Now he knew why no living man had found the lake before. Now he knew why the wind and the trees didn’t want him here. Everyone who found the lake had desires vested in the past, as reparations or regrets. The ones whose desires were held in the future had something or someone to live for. They needed no lake.

 The lake was magic. It showed him his desires. And it also fulfilled them.

He felt water beneath him, and could slowly feel it rising. He made no efforts to move. Instead, he smiled, truest one he had in years, and waited. Waited to drown and finally fulfill his desire. He waited, to finally join the trees into warning any traveler searching for the lake, to convince them into trying to live.

2 comments

  1. At first I wondered where it was going but it drew me in and held my interest. I felt the ambience of the location through the descriptive quality. What I enjoy with reading – and writing – is the deep-rooted ‘suggestion’ whose interpretation is solely down to the reader. For instance the moral for me was that grief or yearning promotes a belief in the impossible which ultimately ends in desolation. Conversely those who are unburdened by despair or desire have no need of pipe-dreams and function as nature intended.

    No doubt your intent is likely quite different and other readers will take something else from the story. This is what makes it so interesting in my opinion. I liked it and if you think about it you have all the components for a novel or short-story. The suspense could be built up as the ‘reveal’ wouldn’t be until the last chapter, the struggle to access the lake interpreted as benign, a warning not to proceed, yet on the surface appearing hostile for preventing progress. Perhaps the character doesn’t get to glimpse the lake until the penultimate chapter and is again forced back before the finale.

    This is of course just an honest personal opinion but I believe it has the potential to be expanded. Every writer has their own unique style so it would be wrong for me to try and influence your individuality.
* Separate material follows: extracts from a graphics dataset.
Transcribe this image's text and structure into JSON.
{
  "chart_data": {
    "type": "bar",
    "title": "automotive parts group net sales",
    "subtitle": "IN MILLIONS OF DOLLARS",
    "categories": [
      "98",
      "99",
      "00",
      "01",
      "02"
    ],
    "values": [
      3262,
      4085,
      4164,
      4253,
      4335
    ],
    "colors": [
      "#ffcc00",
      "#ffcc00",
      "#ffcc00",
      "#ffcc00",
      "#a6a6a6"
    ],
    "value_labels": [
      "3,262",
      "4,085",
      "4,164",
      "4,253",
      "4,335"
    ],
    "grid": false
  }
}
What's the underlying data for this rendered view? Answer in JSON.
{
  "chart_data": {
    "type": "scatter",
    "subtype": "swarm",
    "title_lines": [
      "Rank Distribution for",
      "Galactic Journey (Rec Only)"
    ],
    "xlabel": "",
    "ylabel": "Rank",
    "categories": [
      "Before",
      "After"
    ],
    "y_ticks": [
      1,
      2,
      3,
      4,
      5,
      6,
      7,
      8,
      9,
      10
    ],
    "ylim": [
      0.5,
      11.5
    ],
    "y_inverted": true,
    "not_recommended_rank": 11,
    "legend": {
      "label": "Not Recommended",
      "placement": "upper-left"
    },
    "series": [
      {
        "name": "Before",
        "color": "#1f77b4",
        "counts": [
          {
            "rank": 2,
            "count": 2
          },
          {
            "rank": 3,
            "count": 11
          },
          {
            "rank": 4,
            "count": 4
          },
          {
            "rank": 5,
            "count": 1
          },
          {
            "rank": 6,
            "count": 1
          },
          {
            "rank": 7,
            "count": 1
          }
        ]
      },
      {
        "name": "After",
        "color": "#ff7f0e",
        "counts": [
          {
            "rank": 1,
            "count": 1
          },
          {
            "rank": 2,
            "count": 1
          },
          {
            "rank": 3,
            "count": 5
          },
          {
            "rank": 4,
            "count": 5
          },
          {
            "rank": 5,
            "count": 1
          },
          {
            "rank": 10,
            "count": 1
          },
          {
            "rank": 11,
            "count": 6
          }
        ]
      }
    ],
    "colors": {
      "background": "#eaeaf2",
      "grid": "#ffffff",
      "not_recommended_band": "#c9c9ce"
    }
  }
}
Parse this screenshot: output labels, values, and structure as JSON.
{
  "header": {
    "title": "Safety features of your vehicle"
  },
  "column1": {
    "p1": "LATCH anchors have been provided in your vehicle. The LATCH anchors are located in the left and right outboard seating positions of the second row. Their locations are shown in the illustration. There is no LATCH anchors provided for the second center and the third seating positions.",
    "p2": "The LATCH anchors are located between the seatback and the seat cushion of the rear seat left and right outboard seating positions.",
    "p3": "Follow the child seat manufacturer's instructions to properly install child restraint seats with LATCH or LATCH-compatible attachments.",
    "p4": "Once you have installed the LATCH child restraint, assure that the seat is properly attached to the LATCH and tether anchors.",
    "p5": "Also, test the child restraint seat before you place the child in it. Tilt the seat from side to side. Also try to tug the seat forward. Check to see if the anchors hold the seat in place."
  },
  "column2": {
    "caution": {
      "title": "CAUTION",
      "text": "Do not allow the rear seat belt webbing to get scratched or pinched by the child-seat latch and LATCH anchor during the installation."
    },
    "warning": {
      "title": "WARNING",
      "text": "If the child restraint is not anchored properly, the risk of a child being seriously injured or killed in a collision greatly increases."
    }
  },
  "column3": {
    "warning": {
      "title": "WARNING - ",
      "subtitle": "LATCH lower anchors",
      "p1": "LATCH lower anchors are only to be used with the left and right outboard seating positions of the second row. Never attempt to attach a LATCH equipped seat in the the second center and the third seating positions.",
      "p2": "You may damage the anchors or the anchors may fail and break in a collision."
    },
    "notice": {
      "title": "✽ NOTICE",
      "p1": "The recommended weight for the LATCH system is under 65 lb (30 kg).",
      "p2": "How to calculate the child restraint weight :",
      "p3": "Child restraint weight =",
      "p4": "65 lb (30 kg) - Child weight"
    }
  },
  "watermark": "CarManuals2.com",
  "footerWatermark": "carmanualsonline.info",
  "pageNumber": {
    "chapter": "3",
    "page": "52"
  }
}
I hate these supposed ‘author schools’ that are basically teaching aspiring writers how to follow convention. They may serve a purpose with tips on grammar and a few ‘what-not-to-do’s’ that I learnt the hard way, but other than that I personally don’t want to be influenced. One of my first mistakes was writing what I thought people wanted rather than staying true to myself.

    Well you asked for feedback and I hope this helps.